Reputation: 308
When we group a data.table
by using breaks cut using ordered_result = TRUE
does not list the cut breaks labels in increasing order (rather it seems to be in the order in which the breaks labels are found in the data.table
, which is the same behaviour as with ordered_result = FALSE
. Why does data.table
not care about ordered factors ?
> aaa <- c(1,2,3,4,5,2,3,4,5,6,7)
> aaa <- rev(aaa)
> d <- data.table(x = 1:length(aaa), val = aaa)
> # The following statement will not order the group by result using the ordered labels in increasing fashion.
> d[, sum(x), by = cut(aaa, 3, ordered_result = TRUE)]
cut V1
1: (5,7.01] 3
2: (3,5] 22
3: (0.994,3] 41
> # Infact, the behavior is same as with ordered_result = FALSE
> d[, sum(x), by = cut(aaa, 3, ordered_result = FALSE)]
cut V1
1: (5,7.01] 3
2: (3,5] 22
3: (0.994,3] 41
Upvotes: 0
Views: 241
Reputation: 7941
The difference between that ordering factors makes is largely limited to how the factors are treated in statistical models (it's alluded to in ?factor
but there's not a lot of detail).
The data.table extraction does not guarantee being sorted according to its by
argument (whether or not it is an ordered factor). To achieve that, use the keyby
argument:
d[, sum(x), keyby = cut(aaa, 3)]
# cut V1
#1: (0.994,3] 41
#2: (3,5] 22
#3: (5,7.01] 3
In your example, the factor ordering works correctly, in that the cut
column remains an ordered factor, compare the following:
str(d[, sum(x), by = cut(aaa, 3, ordered_result = TRUE)])
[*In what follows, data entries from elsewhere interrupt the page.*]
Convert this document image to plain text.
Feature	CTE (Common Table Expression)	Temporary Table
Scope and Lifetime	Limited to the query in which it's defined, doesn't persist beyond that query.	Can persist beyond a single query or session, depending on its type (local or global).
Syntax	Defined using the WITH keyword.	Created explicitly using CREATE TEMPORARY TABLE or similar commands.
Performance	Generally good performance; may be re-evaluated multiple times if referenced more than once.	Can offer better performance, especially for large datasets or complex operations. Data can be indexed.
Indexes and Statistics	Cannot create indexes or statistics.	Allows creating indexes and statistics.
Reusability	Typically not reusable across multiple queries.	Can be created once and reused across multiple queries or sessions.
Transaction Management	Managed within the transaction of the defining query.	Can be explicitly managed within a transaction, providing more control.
#Classes ‘data.table’ and 'data.frame': 3 obs. of 2 variables:
# $ cut: Ord.factor w/ 3 levels "(0.994,3]"<"(3,5]"<..: 3 2 1
# $ V1 : int 3 22 41
# - attr(*, ".internal.selfref")=<externalptr>
str(d[, sum(x), by = cut(aaa, 3, ordered_result = FALSE)])
#Classes ‘data.table’ and 'data.frame': 3 obs. of 2 variables:
# $ cut: Factor w/ 3 levels "(0.994,3]","(3,5]",..: 3 2 1
# $ V1 : int 3 22 41
# - attr(*, ".internal.selfref")=<externalptr>
Note the change in the class of cut
from Ord.factor
to Factor
.
Upvotes: 3